Jurpal, Palembang : Pengamat Sosial dan Politik Sumsel Bagindo Togar memprediksi masyarakat kota Palembang akan skeptis dan pesimis terhadap para paslon bakal Walikota dan Walikota Palembang yang bakal berkotestasi.
Pasalnya, gagasan dari program kerja lima tahun kedepan yang ditawarkan kepada publik dianggap nyaris tanpa unsur inovasi dan terobosan alias “jadul”.
Bagindo mencontohkan program kerja yang dimaksud diantaranya, soal mengatasi banjir, kemacetan, sampah, pemberdayaan UMKM, air bersih dan pendidikan.
Menurutnya, tanpa Paslon pun, birokrasi sebagai mesin lembaga pemerintahan akan selalu begerak dan bekerja untuk melaksanakannya.
“Program pembangunan yang sudah tak layak alias jadul digaungkan selama ini seperti soal macet, banjir sampah. Sebab itu ranah dan tugas utama para pejabat serta pegawai OPD. Tanpa Paslon kepala daerah, birokrasi akan selalu bekerja untuk melaksanakannya,” kata Mantan Ketua IKA Fisip Unsri tersebut, Sabtu (31/8/2024).
Dikatakannya, sebagai ibu kota Provinsi, Palembang dengan segala kompleksitasnya, membutuhkan sosok pemimpin daerah yang mampu menempatkan kualitas pembangunan program infrastruktur, Sumber Daya Manusia (SDM) yang tumbuh dan berkembang, kompetitif dan modern seperti ibu kota Provinsi lainnya di Indonesia.
Sayangnya, kata Bagindo, mereka (para Paslon) hingga saat ini tak ada satupun yang mampu menyusun dan mempublikasikannya kepada konstituen di Kota ini.
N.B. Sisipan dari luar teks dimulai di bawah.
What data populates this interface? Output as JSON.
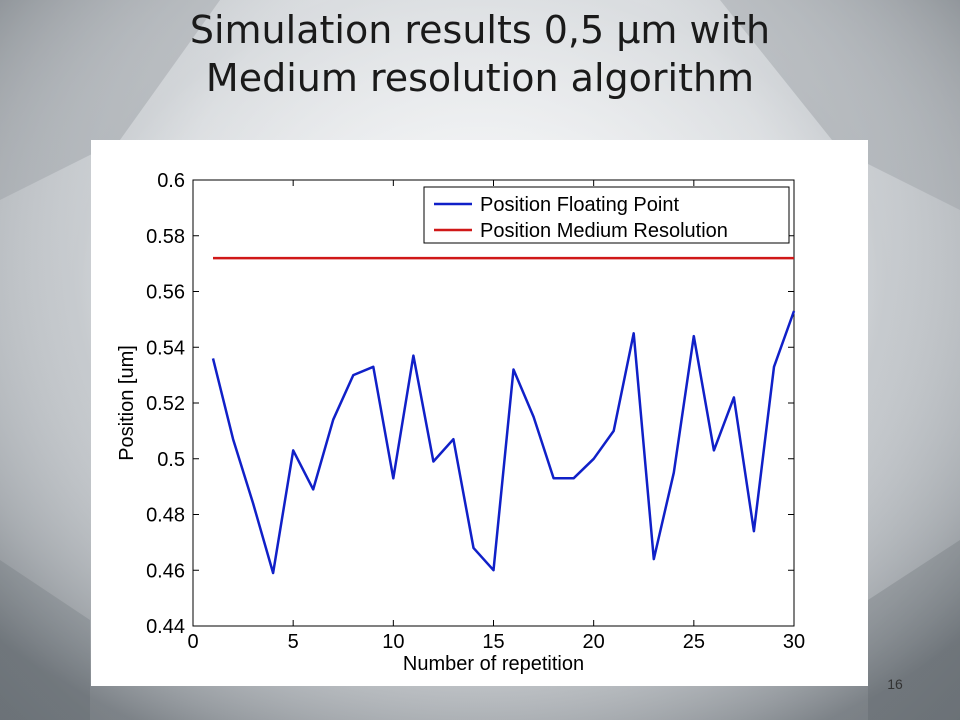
{
  "slide": {
    "title": "Simulation results 0,5 µm with\nMedium resolution algorithm",
    "page_number": "16"
  },
  "chart_data": {
    "type": "line",
    "xlabel": "Number of repetition",
    "ylabel": "Position [um]",
    "xlim": [
      0,
      30
    ],
    "ylim": [
      0.44,
      0.6
    ],
    "xticks": [
      0,
      5,
      10,
      15,
      20,
      25,
      30
    ],
    "yticks": [
      0.44,
      0.46,
      0.48,
      0.5,
      0.52,
      0.54,
      0.56,
      0.58,
      0.6
    ],
    "yticklabels": [
      "0.44",
      "0.46",
      "0.48",
      "0.5",
      "0.52",
      "0.54",
      "0.56",
      "0.58",
      "0.6"
    ],
    "grid": false,
    "legend_position": "top-right",
    "series": [
      {
        "name": "Position Floating Point",
        "color": "#1020c8",
        "x": [
          1,
          2,
          3,
          4,
          5,
          6,
          7,
          8,
          9,
          10,
          11,
          12,
          13,
          14,
          15,
          16,
          17,
          18,
          19,
          20,
          21,
          22,
          23,
          24,
          25,
          26,
          27,
          28,
          29,
          30
        ],
        "values": [
          0.536,
          0.507,
          0.484,
          0.459,
          0.503,
          0.489,
          0.514,
          0.53,
          0.533,
          0.493,
          0.537,
          0.499,
          0.507,
          0.468,
          0.46,
          0.532,
          0.515,
          0.493,
          0.493,
          0.5,
          0.51,
          0.545,
          0.464,
          0.495,
          0.544,
          0.503,
          0.522,
          0.474,
          0.533,
          0.553
        ]
      },
      {
        "name": "Position Medium Resolution",
        "color": "#d01818",
        "x": [
          1,
          30
        ],
        "values": [
          0.572,
          0.572
        ]
      }
    ]
  }
}
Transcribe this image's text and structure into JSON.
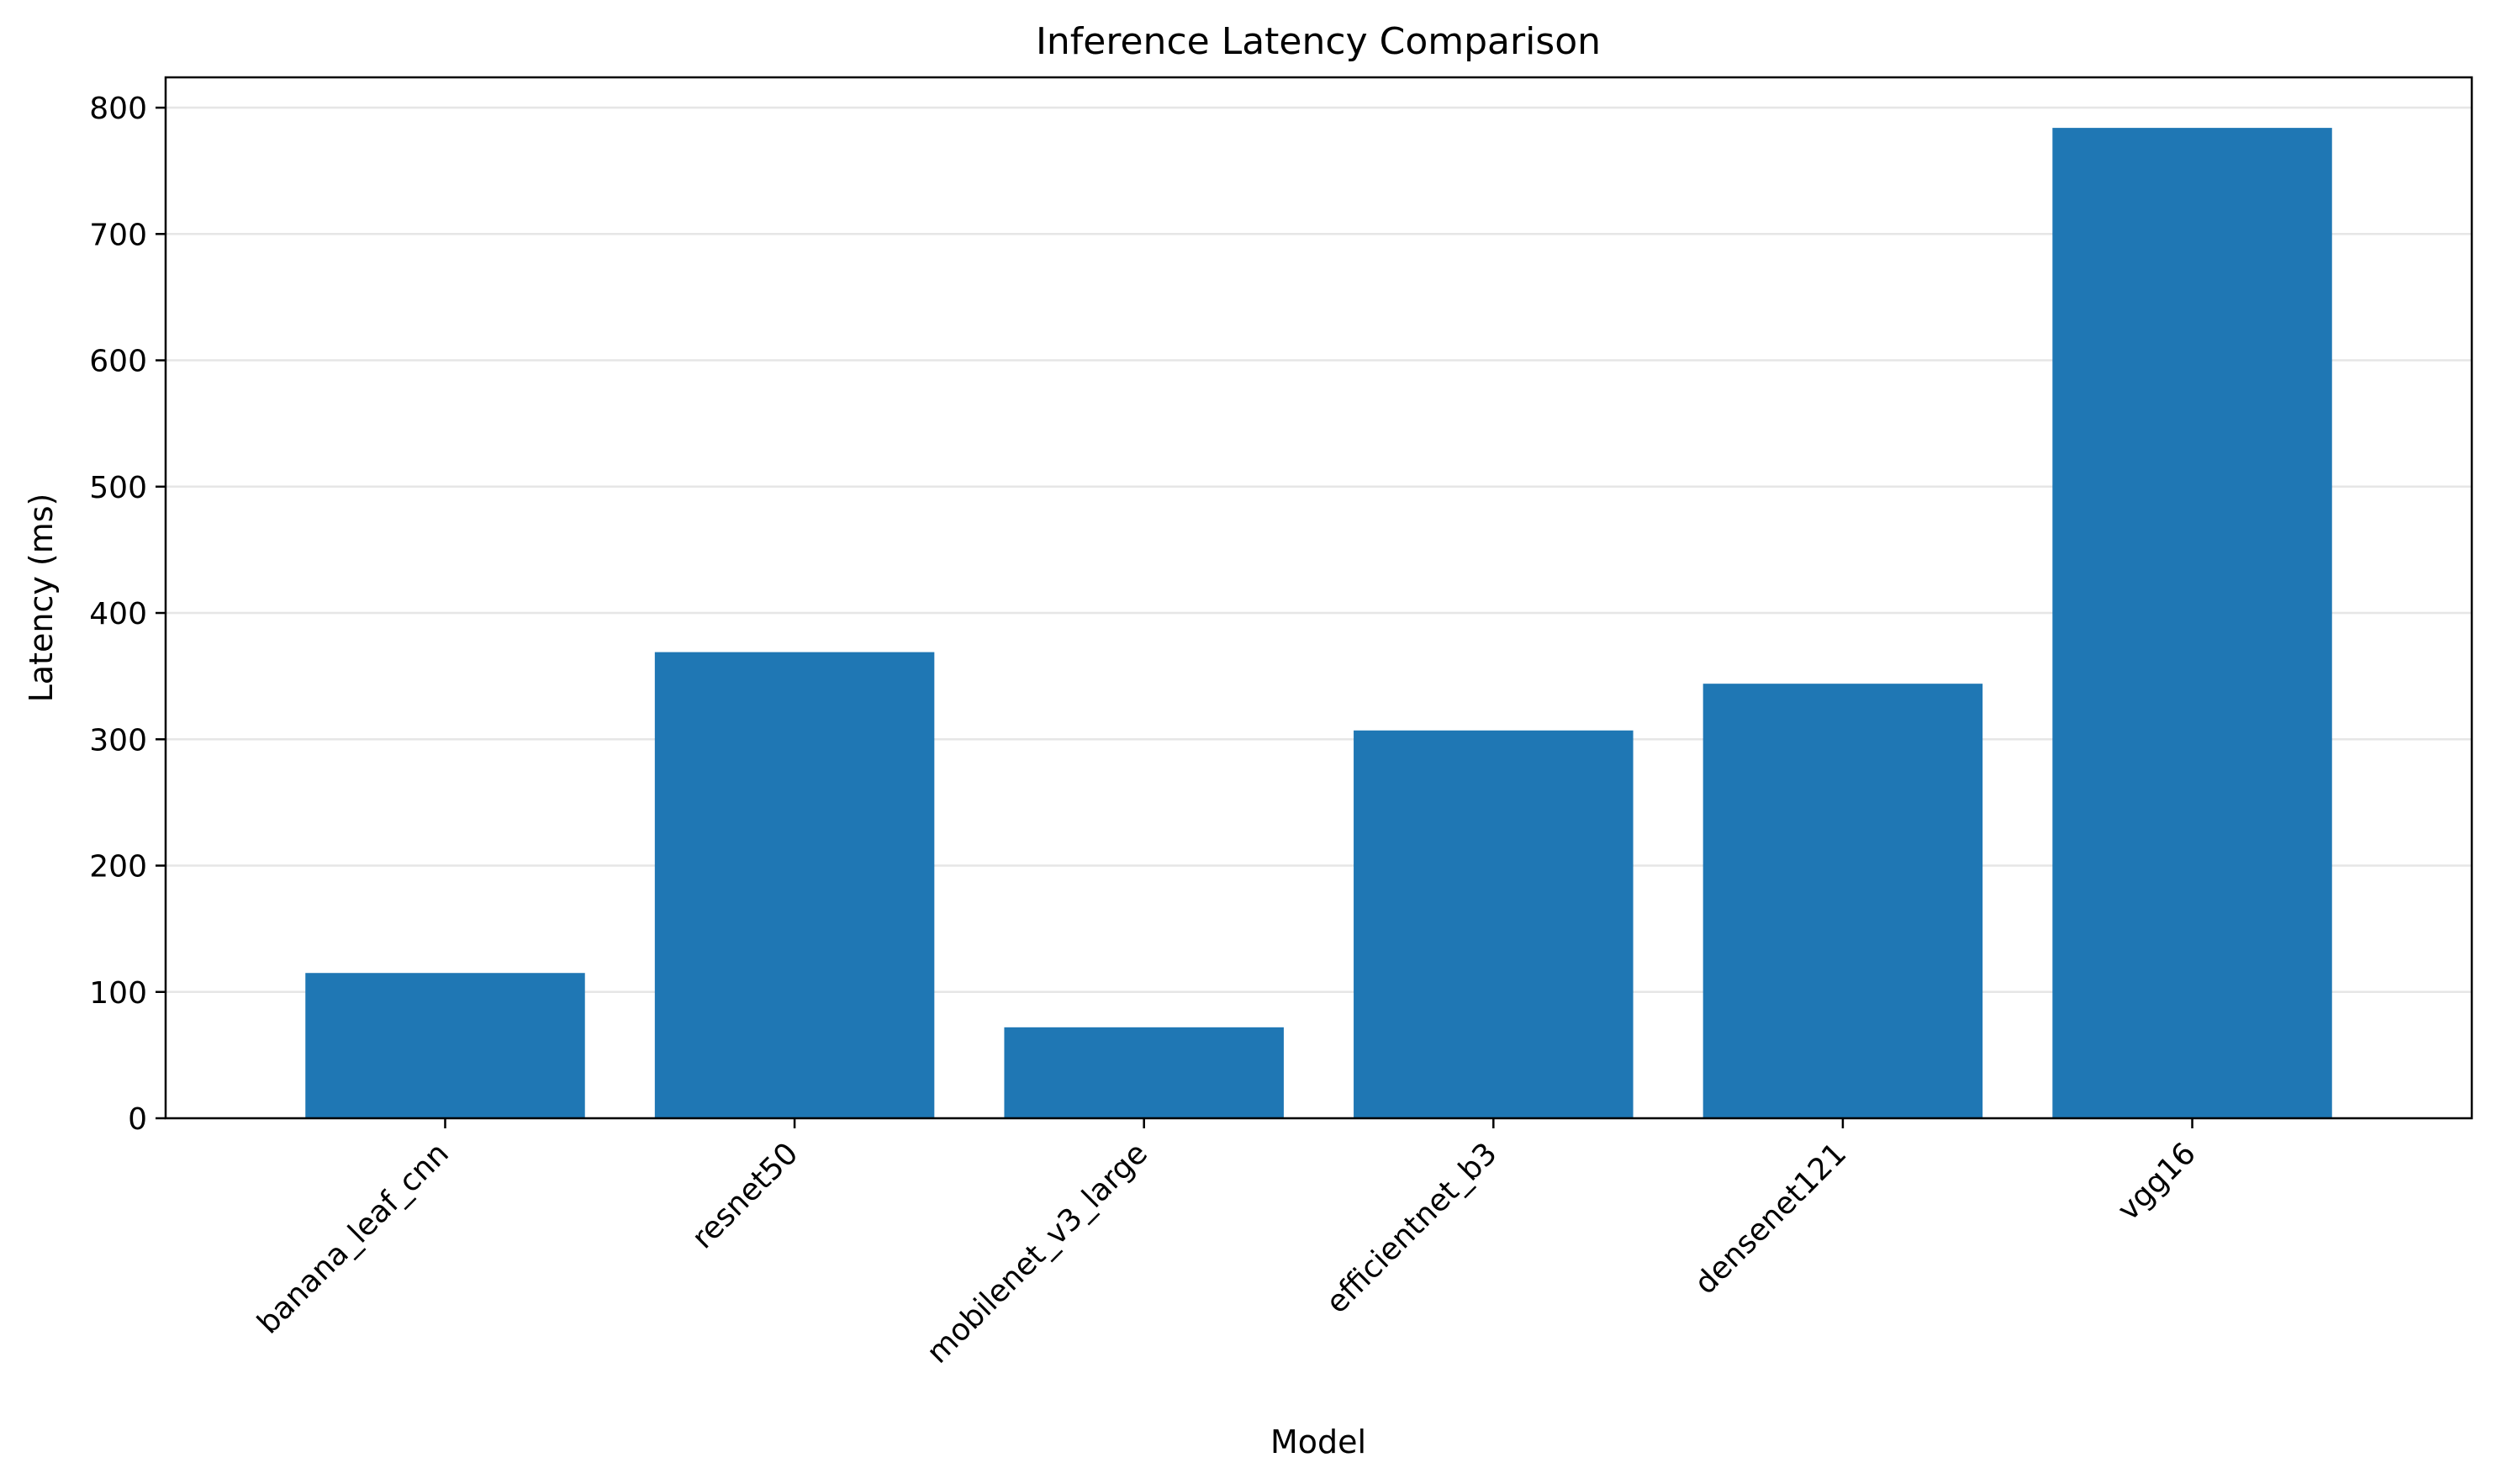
{
  "chart_data": {
    "type": "bar",
    "title": "Inference Latency Comparison",
    "xlabel": "Model",
    "ylabel": "Latency (ms)",
    "categories": [
      "banana_leaf_cnn",
      "resnet50",
      "mobilenet_v3_large",
      "efficientnet_b3",
      "densenet121",
      "vgg16"
    ],
    "values": [
      115,
      369,
      72,
      307,
      344,
      784
    ],
    "ylim": [
      0,
      824
    ],
    "yticks": [
      0,
      100,
      200,
      300,
      400,
      500,
      600,
      700,
      800
    ],
    "grid": "y",
    "bar_color": "#1f77b4"
  }
}
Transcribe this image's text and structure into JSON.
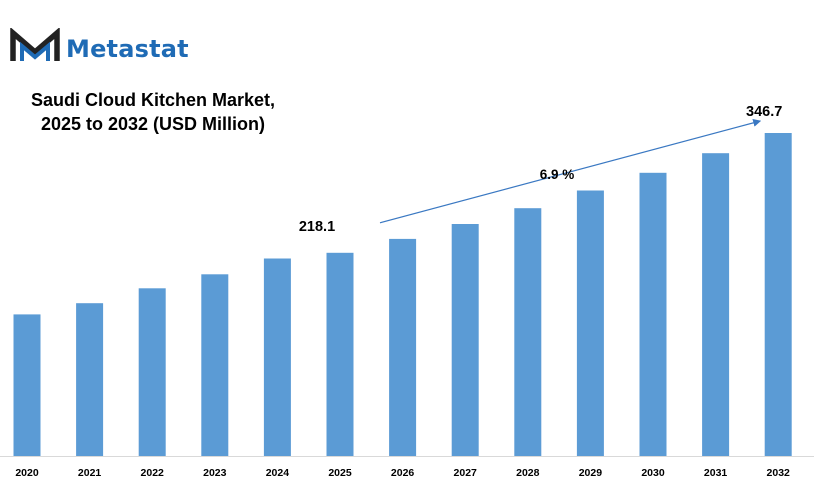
{
  "brand": {
    "name": "Metastat",
    "logo_icon": "metastat-m-logo",
    "color": "#1f6bb5"
  },
  "chart_data": {
    "type": "bar",
    "title": "Saudi Cloud Kitchen Market, 2025 to 2032 (USD Million)",
    "title_lines": [
      "Saudi Cloud Kitchen Market,",
      "2025 to 2032 (USD Million)"
    ],
    "categories": [
      "2020",
      "2021",
      "2022",
      "2023",
      "2024",
      "2025",
      "2026",
      "2027",
      "2028",
      "2029",
      "2030",
      "2031",
      "2032"
    ],
    "values": [
      152,
      164,
      180,
      195,
      212,
      218.1,
      233,
      249,
      266,
      285,
      304,
      325,
      346.7
    ],
    "data_labels": [
      {
        "category": "2025",
        "text": "218.1"
      },
      {
        "category": "2032",
        "text": "346.7"
      }
    ],
    "cagr_label": "6.9 %",
    "cagr_arrow": {
      "from": "2025",
      "to": "2032"
    },
    "bar_color": "#5b9bd5",
    "xlabel": "",
    "ylabel": "",
    "ylim": [
      0,
      346.7
    ],
    "grid": false,
    "legend": "none"
  }
}
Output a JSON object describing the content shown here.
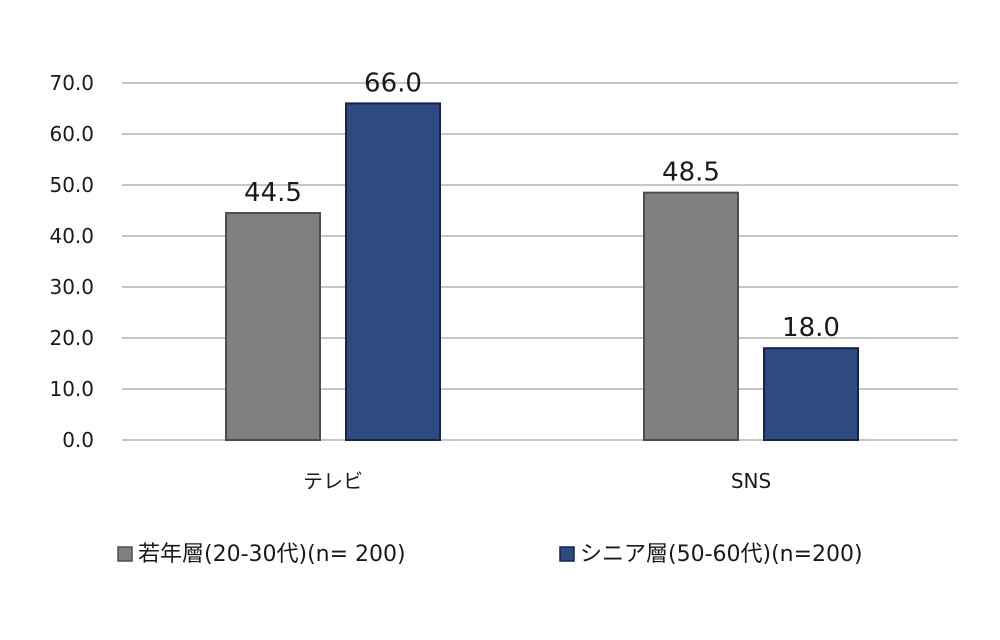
{
  "chart_data": {
    "type": "bar",
    "categories": [
      "テレビ",
      "SNS"
    ],
    "series": [
      {
        "name": "若年層(20-30代)(n= 200)",
        "values": [
          44.5,
          48.5
        ],
        "color": "#808080",
        "stroke": "#4d4d4d"
      },
      {
        "name": "シニア層(50-60代)(n=200)",
        "values": [
          66.0,
          18.0
        ],
        "color": "#2e4a80",
        "stroke": "#14244a"
      }
    ],
    "yticks": [
      "0.0",
      "10.0",
      "20.0",
      "30.0",
      "40.0",
      "50.0",
      "60.0",
      "70.0"
    ],
    "data_labels": [
      [
        "44.5",
        "48.5"
      ],
      [
        "66.0",
        "18.0"
      ]
    ],
    "ylim": [
      0,
      70
    ],
    "grid": true,
    "legend_position": "bottom",
    "gridline_color": "#b3b3b3"
  }
}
“Relatif masih larut mengendros personifikasi mereka serta program kerja yang jadul,” ujarnya.
Lebih jauh Bagindo mengatakan , para Paslon Walikota Palembang, kompetensinya dinilai belum layak untuk mempimpin kota Palembang sebagai ibukota Provinsi yang cukup luas dan strategis posisi geografisnya serta Sumber Daya Alam (SDA).
Padahal kota Palembang kedepan harus menjadi perkotaan masa depan yang modern, smart, terbuka dan partisipatif.
“Bila deskripsi diatas menjadi preferensi, maka sepertinya publik kota ini menjadi skeptis dan pesimis bila Paslon Walikota terpilih nanti dari tiga Paslon Walikota yang kelak berkotestasi,” lanjutnya.
Pilwako Palembang Harusnya Tak Hanya Tiga Paslon
Bagindo menilai Pemilihan Walikota dan Wakil Walikota Palembang seyogyanya tidak hanya diikuti oleh tiga Paslon, yaitu Yudha-Bahar, Fitri-Nandri dan Ratu-Prisma.
Sebab, sebelumnya terbuka lebar peluang untuk lima Paslon bila mengacu pada komposisi perolehan kursi Partai Politik di parlemen dan juga dampak dari keputus MK terbaru.
“Misalnya Golkar, Gerindra dan PDIP yang sepantasnya mendorong dan mengutamakan pimpinannya di tingkat Kota. Tapi malah bersepakat mendukung dan menetapkan Ratu Dewa yang merupakan non kader dan non politisi alias ASN tulen,” katanya.
Sementara unsur elite Golkar dan PDIP hanya diposisikan sebagai pengusung alias penonton semata.
Kemudian parpol non parlemen juga dinilai tak berdaya untuk mendorong calonnya, padahal peluang itu masih ada.
Padahal bila beberapa ketua Parpol tersebut menyadari peran dan tanggungjawab sebagai pimpinan parpol, katanya, maka seharusnya dapat maju dalam Pilwako Palembang.
“Bukankah Kota yang berpenduduk sekitar 1,8 juta jiwa dengan DPT nya 1,25 juta jiwa yang tersebar di 18 Kecamatan dan APBD mencapai Rp4,9 triliun, butuh pemimpin yang juga teruji secara politik, dimana sejatinya kepada daerah itu adalah jabatan politik bukan birokrasi,”tambahnya.
Disisi lain, Bagindo juga menyoroti soal hasil survei yang diklaim sebagai patokan tingginya elektabilitas suatu calon. Menurutnya, hal itu hanya upaya mengkondisikan opini tingginya elektabilitas sang calon Walikota secara algoritma sebagai alasan rasional dalam menetapkannya.
“Padahal kan itu survei elektabilitas dilakukan pada waktu yang tidak tepat atau tergolong masih lama dari jadwal Pilkada. Artinya validitasnya masih diragukan,” tutupnya.